The original ElmanXOR example uses a hybrid strategy with the NeuralSimulatedAnnealing training class, while for freeform networks we only have backpropagation and resilient propagation, is this correct?

Are you always testing the Elman topology? Ideally the training should also work for more complex topologies with multiple context layers.

jeffheaton commented 10 years ago

Just checked in another fix. I also added a ElmanFreeform example. This example works just like the flat network example, it uses hybrid with simulated annealing. It works with Elman just fine now, and trains to error levels I would expect.

I am still going to keep this issue open as there are a few more things I would like to do. Namely I want to figure out what training methods all work with freeform. Backpropagation and resilient will work. I suspect anything that is not derivative based will work, i.e. annealing, genetic, PSO, and NelderMead might well work. But I doubt very much that SCG, Levenberg Marquadt would. They would require a special version to be written for freeform. Maybe. But I want to try each, it if its a minor issue preventing the trainer from working, I'll fix it.

Secondly, now that I actually understand how the freeform nets work, I am going to add a wiki page on them that describes how to put together custom structures with them.

ekerazha commented 10 years ago

Thank you for your effort :)

jeffheaton commented 10 years ago

NPE is fixed, and it seems to train for SRN's now. I aded an example for that. Also wrote up some docs for freeform. http://www.heatonresearch.com/wiki/Freeform_Network

ekerazha commented 10 years ago

@jeffheaton what about the isRecurrent parameter?

There are 2 possibilities: 1) It is useful but the current implementation doesn't look at it. 2) It is totally useless and it should be removed.

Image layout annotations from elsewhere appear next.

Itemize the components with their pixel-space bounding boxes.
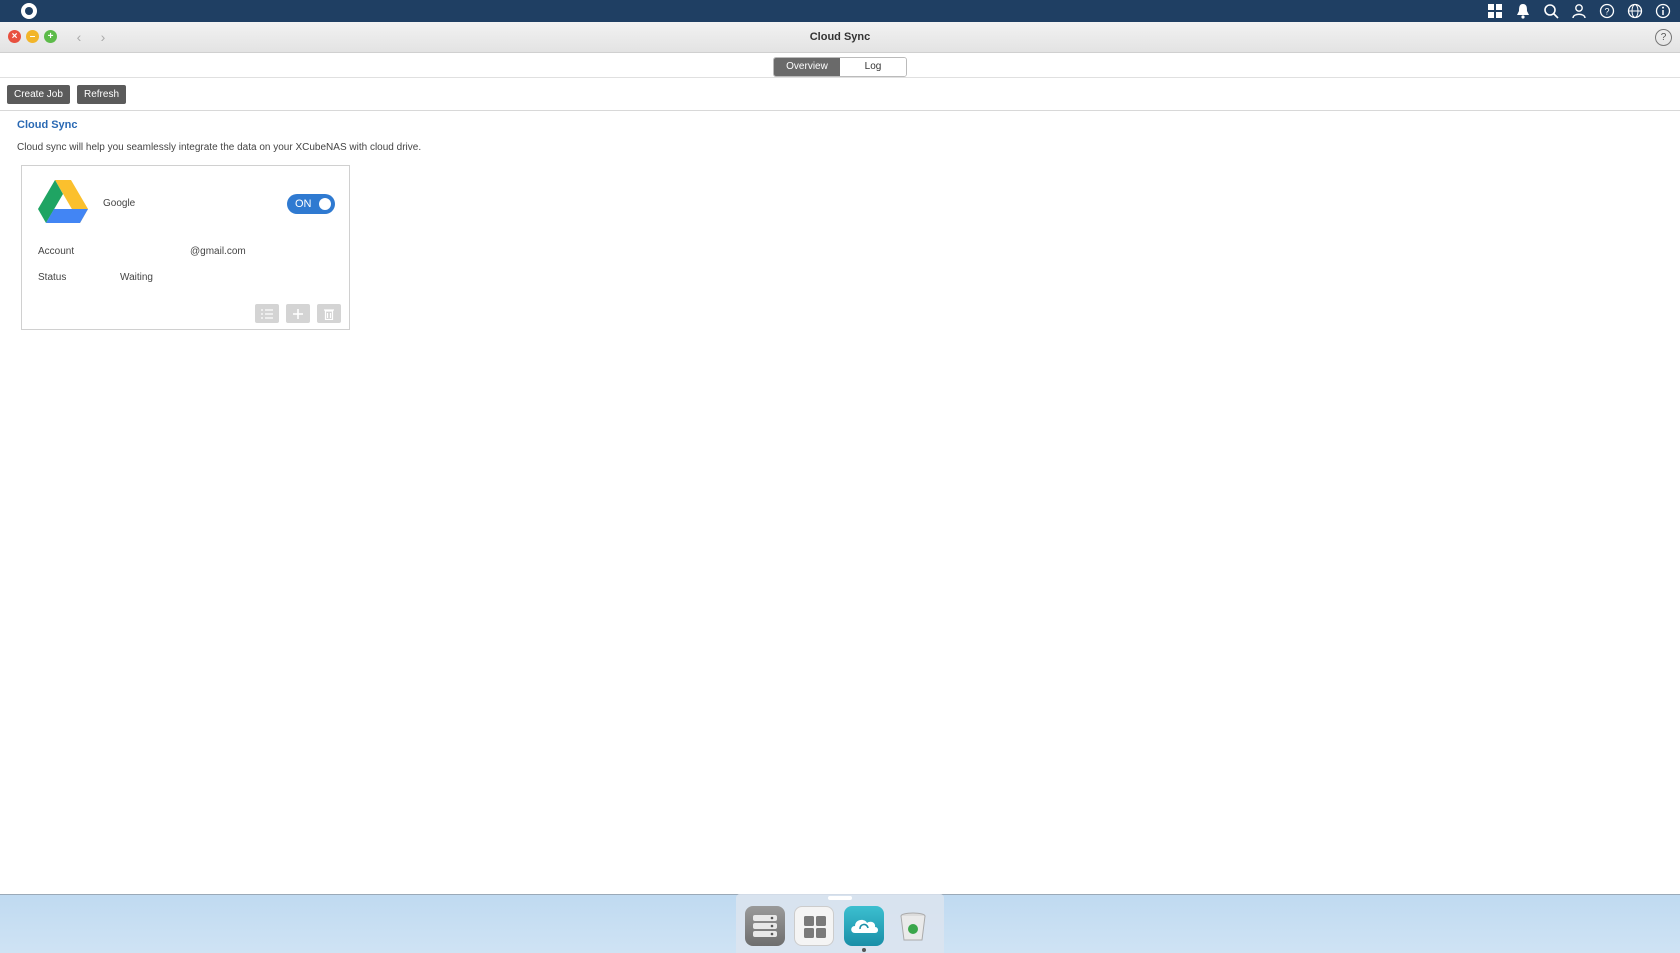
provider-name: Google [103, 198, 136, 209]
dock [736, 894, 944, 953]
active-app-indicator [862, 948, 866, 952]
status-value: Waiting [120, 272, 153, 283]
toolbar: Create Job Refresh [0, 78, 1680, 111]
cloud-sync-app-icon[interactable] [844, 906, 884, 946]
account-value: @gmail.com [190, 246, 246, 257]
window-help-icon[interactable]: ? [1655, 29, 1672, 46]
toggle-label: ON [295, 198, 312, 210]
apps-grid-icon[interactable] [1486, 2, 1504, 20]
status-label: Status [38, 272, 67, 283]
list-icon [261, 308, 273, 319]
create-job-button[interactable]: Create Job [7, 85, 70, 104]
account-label: Account [38, 246, 75, 257]
tab-overview[interactable]: Overview [774, 58, 840, 76]
plus-icon [293, 308, 303, 319]
info-icon[interactable] [1654, 2, 1672, 20]
tab-group: Overview Log [773, 57, 907, 77]
cloud-sync-window: × – + ‹ › Cloud Sync ? Overview Log Crea… [0, 22, 1680, 895]
refresh-button[interactable]: Refresh [77, 85, 127, 104]
delete-job-button[interactable] [317, 304, 341, 323]
svg-text:?: ? [1604, 7, 1609, 17]
trash-icon [324, 308, 334, 320]
top-bar-icons: ? [1486, 2, 1672, 20]
window-title: Cloud Sync [809, 31, 871, 43]
system-top-bar: ? [0, 0, 1680, 22]
add-job-button[interactable] [286, 304, 310, 323]
google-drive-icon [38, 180, 88, 223]
help-icon[interactable]: ? [1598, 2, 1616, 20]
job-list-button[interactable] [255, 304, 279, 323]
dock-handle[interactable] [828, 896, 852, 900]
app-center-icon[interactable] [794, 906, 834, 946]
bell-icon[interactable] [1514, 2, 1532, 20]
cloud-job-card: Google ON Account @gmail.com Status Wait… [21, 165, 350, 330]
section-description: Cloud sync will help you seamlessly inte… [17, 142, 422, 153]
toggle-knob [319, 198, 331, 210]
globe-icon[interactable] [1626, 2, 1644, 20]
sync-toggle[interactable]: ON [287, 194, 335, 214]
user-icon[interactable] [1570, 2, 1588, 20]
storage-app-icon[interactable] [745, 906, 785, 946]
recycle-bin-icon[interactable] [893, 906, 933, 946]
section-title: Cloud Sync [17, 119, 78, 131]
main-menu-logo-icon[interactable] [21, 3, 37, 19]
tab-log[interactable]: Log [840, 58, 906, 76]
window-title-bar: × – + ‹ › Cloud Sync ? [0, 22, 1680, 53]
tab-bar: Overview Log [0, 53, 1680, 78]
search-icon[interactable] [1542, 2, 1560, 20]
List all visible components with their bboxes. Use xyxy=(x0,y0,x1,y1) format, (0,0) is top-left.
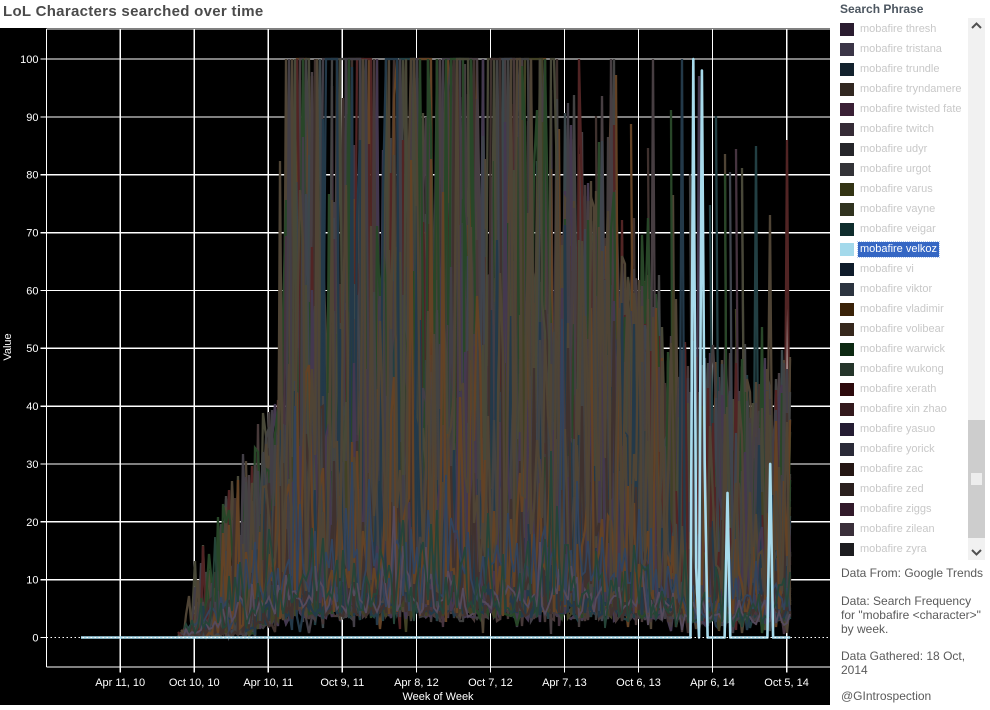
svg-text:Apr 8, 12: Apr 8, 12 xyxy=(394,677,439,689)
svg-text:Oct 5, 14: Oct 5, 14 xyxy=(764,677,809,689)
svg-text:Oct 9, 11: Oct 9, 11 xyxy=(320,677,364,689)
svg-text:50: 50 xyxy=(26,343,38,355)
svg-text:70: 70 xyxy=(26,228,38,240)
svg-text:90: 90 xyxy=(26,112,38,124)
svg-text:60: 60 xyxy=(26,285,38,297)
svg-text:30: 30 xyxy=(26,459,38,471)
svg-text:40: 40 xyxy=(26,401,38,413)
svg-text:Apr 11, 10: Apr 11, 10 xyxy=(95,677,145,689)
svg-text:Apr 7, 13: Apr 7, 13 xyxy=(542,677,587,689)
svg-text:20: 20 xyxy=(26,517,38,529)
svg-text:Value: Value xyxy=(2,333,14,360)
svg-text:10: 10 xyxy=(26,575,38,587)
svg-text:Week of Week: Week of Week xyxy=(402,691,474,703)
svg-text:Oct 6, 13: Oct 6, 13 xyxy=(616,677,661,689)
svg-text:Oct 7, 12: Oct 7, 12 xyxy=(468,677,513,689)
svg-text:0: 0 xyxy=(32,633,38,645)
svg-text:100: 100 xyxy=(20,54,38,66)
svg-text:80: 80 xyxy=(26,170,38,182)
svg-text:Oct 10, 10: Oct 10, 10 xyxy=(169,677,220,689)
svg-text:Apr 6, 14: Apr 6, 14 xyxy=(690,677,735,689)
svg-text:Apr 10, 11: Apr 10, 11 xyxy=(243,677,293,689)
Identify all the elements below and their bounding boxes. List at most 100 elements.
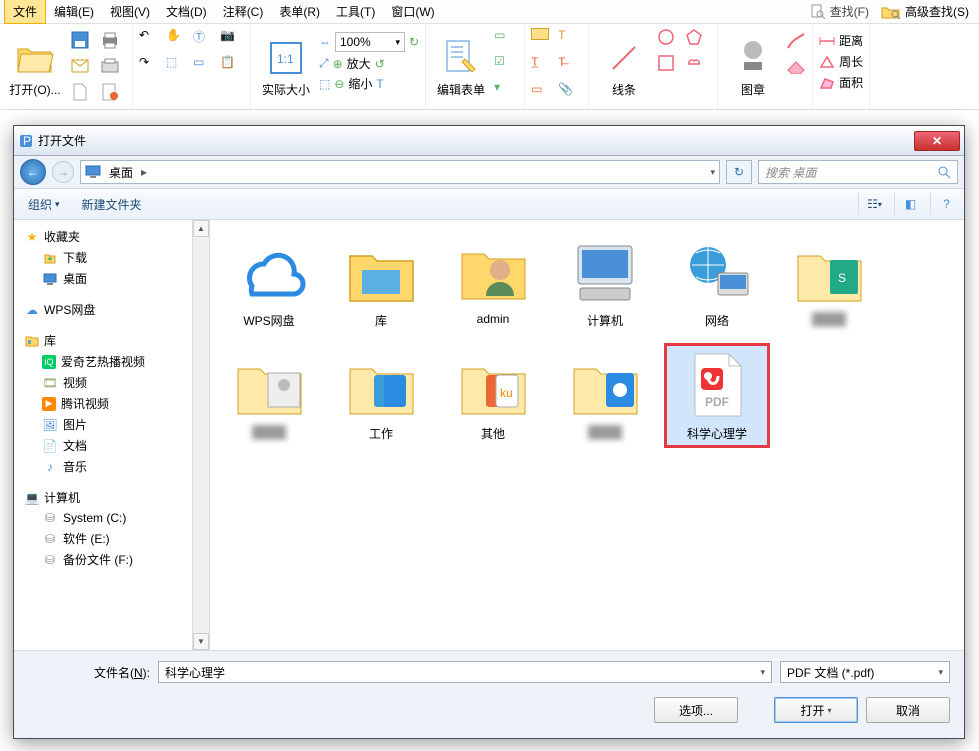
preview-pane-button[interactable]: ◧ [894,193,920,215]
nav-forward-button[interactable]: → [52,161,74,183]
filetype-filter[interactable]: PDF 文档 (*.pdf)▾ [780,661,950,683]
pencil-icon[interactable] [786,32,806,55]
menu-form[interactable]: 表单(R) [271,0,328,23]
rotate-cw-icon[interactable]: ↻ [409,35,419,49]
scan-icon[interactable] [98,54,122,78]
rotate-ccw-icon[interactable]: ↺ [375,57,385,71]
fit-page-icon[interactable]: ⤢ [319,56,329,71]
help-button[interactable]: ? [930,193,956,215]
file-item-computer[interactable]: 计算机 [552,230,658,335]
nav-back-button[interactable]: ← [20,159,46,185]
highlight-icon[interactable] [531,28,549,40]
undo-icon[interactable]: ↶ [139,28,163,52]
circle-icon[interactable] [657,28,683,52]
dialog-close-button[interactable]: ✕ [914,131,960,151]
search-input[interactable]: 搜索 桌面 [758,160,958,184]
cancel-button[interactable]: 取消 [866,697,950,723]
sidebar-computer-header[interactable]: 💻计算机 [18,487,188,508]
cloud-icon[interactable] [685,54,711,78]
polygon-icon[interactable] [685,28,711,52]
menu-edit[interactable]: 编辑(E) [46,0,102,23]
file-item-admin[interactable]: admin [440,230,546,335]
file-list[interactable]: WPS网盘 库 admin 计算机 网络 S ████ [210,220,964,650]
fit-visible-icon[interactable]: ⬚ [319,77,330,91]
menu-file[interactable]: 文件 [4,0,46,24]
sidebar-item-iqiyi[interactable]: iQ爱奇艺热播视频 [18,351,188,372]
text-field-icon[interactable]: ▭ [494,28,518,52]
combo-icon[interactable]: ▾ [494,80,518,104]
square-icon[interactable] [657,54,683,78]
redo-icon[interactable]: ↷ [139,55,163,79]
open-file-button[interactable]: 打开▾ [774,697,858,723]
blank-page-icon[interactable] [68,80,92,104]
breadcrumb-desktop[interactable]: 桌面 [105,162,137,183]
snapshot-icon[interactable]: ▭ [193,55,217,79]
mail-icon[interactable] [68,54,92,78]
options-button[interactable]: 选项... [654,697,738,723]
breadcrumb-arrow-icon[interactable]: ▸ [141,165,147,179]
zoom-in-icon[interactable]: ⊕ [333,57,343,71]
menu-window[interactable]: 窗口(W) [383,0,442,23]
convert-icon[interactable] [98,80,122,104]
filename-input[interactable]: 科学心理学▾ [158,661,772,683]
find-button[interactable]: 查找(F) [804,1,875,22]
actual-size-button[interactable]: 1:1 实际大小 [257,28,315,106]
sidebar-item-drive-e[interactable]: ⛁软件 (E:) [18,528,188,549]
attach-icon[interactable]: 📎 [558,82,582,106]
checkbox-icon[interactable]: ☑ [494,54,518,78]
file-item-unknown2[interactable]: ████ [216,343,322,448]
menu-view[interactable]: 视图(V) [102,0,158,23]
perimeter-button[interactable]: 周长 [819,53,863,70]
sidebar-favorites-header[interactable]: ★收藏夹 [18,226,188,247]
file-item-unknown1[interactable]: S ████ [776,230,882,335]
advanced-find-button[interactable]: 高级查找(S) [875,1,975,22]
new-folder-button[interactable]: 新建文件夹 [76,194,148,215]
select-text-icon[interactable]: Ⓣ [193,28,217,52]
file-item-libraries[interactable]: 库 [328,230,434,335]
area-button[interactable]: 面积 [819,74,863,91]
address-bar[interactable]: 桌面 ▸ ▾ [80,160,720,184]
file-item-network[interactable]: 网络 [664,230,770,335]
sidebar-wps-header[interactable]: ☁WPS网盘 [18,299,188,320]
save-icon[interactable] [68,28,92,52]
refresh-button[interactable]: ↻ [726,160,752,184]
sidebar-item-downloads[interactable]: 下载 [18,247,188,268]
organize-button[interactable]: 组织 ▾ [22,194,66,215]
fit-width-icon[interactable]: ⇔ [319,35,331,49]
sidebar-item-tencent[interactable]: ▶腾讯视频 [18,393,188,414]
clipboard-icon[interactable]: 📋 [220,55,244,79]
text-note-icon[interactable]: T [558,28,582,52]
camera-icon[interactable]: 📷 [220,28,244,52]
sidebar-item-pictures[interactable]: 🖼图片 [18,414,188,435]
distance-button[interactable]: 距离 [819,32,863,49]
select-annot-icon[interactable]: ⬚ [166,55,190,79]
file-item-other[interactable]: ku 其他 [440,343,546,448]
sidebar-scrollbar[interactable]: ▲ ▼ [192,220,209,650]
menu-comment[interactable]: 注释(C) [215,0,272,23]
sidebar-item-documents[interactable]: 📄文档 [18,435,188,456]
stamp-button[interactable]: 图章 [724,28,782,106]
scroll-down-button[interactable]: ▼ [193,633,209,650]
sidebar-libraries-header[interactable]: 库 [18,330,188,351]
open-button[interactable]: 打开(O)... [6,28,64,106]
hand-icon[interactable]: ✋ [166,28,190,52]
underline-icon[interactable]: T̲ [531,55,555,79]
file-item-selected-pdf[interactable]: PDF 科学心理学 [664,343,770,448]
menu-document[interactable]: 文档(D) [158,0,215,23]
sticky-note-icon[interactable]: ▭ [531,82,555,106]
sidebar-item-music[interactable]: ♪音乐 [18,456,188,477]
shapes-lines-button[interactable]: 线条 [595,28,653,106]
sidebar-item-desktop[interactable]: 桌面 [18,268,188,289]
text-layer-icon[interactable]: T [376,77,383,91]
scroll-up-button[interactable]: ▲ [193,220,209,237]
file-item-work[interactable]: 工作 [328,343,434,448]
sidebar-item-videos[interactable]: 🎞视频 [18,372,188,393]
edit-form-button[interactable]: 编辑表单 [432,28,490,106]
file-item-unknown3[interactable]: ████ [552,343,658,448]
sidebar-item-drive-c[interactable]: ⛁System (C:) [18,508,188,528]
file-item-wpscloud[interactable]: WPS网盘 [216,230,322,335]
menu-tools[interactable]: 工具(T) [328,0,383,23]
strikeout-icon[interactable]: T̶ [558,55,582,79]
print-icon[interactable] [98,28,122,52]
view-mode-button[interactable]: ☷ ▾ [858,193,884,215]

jeffheaton commented 10 years ago

I sent an email to the original contributor, but he has not responded. My thoughts are that it is "useful, but currently unused". I am going to leave it in, for now. There are really two type of recurrent networks. Recurrent, with a context neuron. This is what the freeform networks currently support. But there are also completely recurrent networks, such as NEAT networks. Here you simply have to run the network a fixed number of cycles to actually calculate the recurrent links. When I ultimately expand freeform to support NEAT style recurrence, then I might well need such a flag.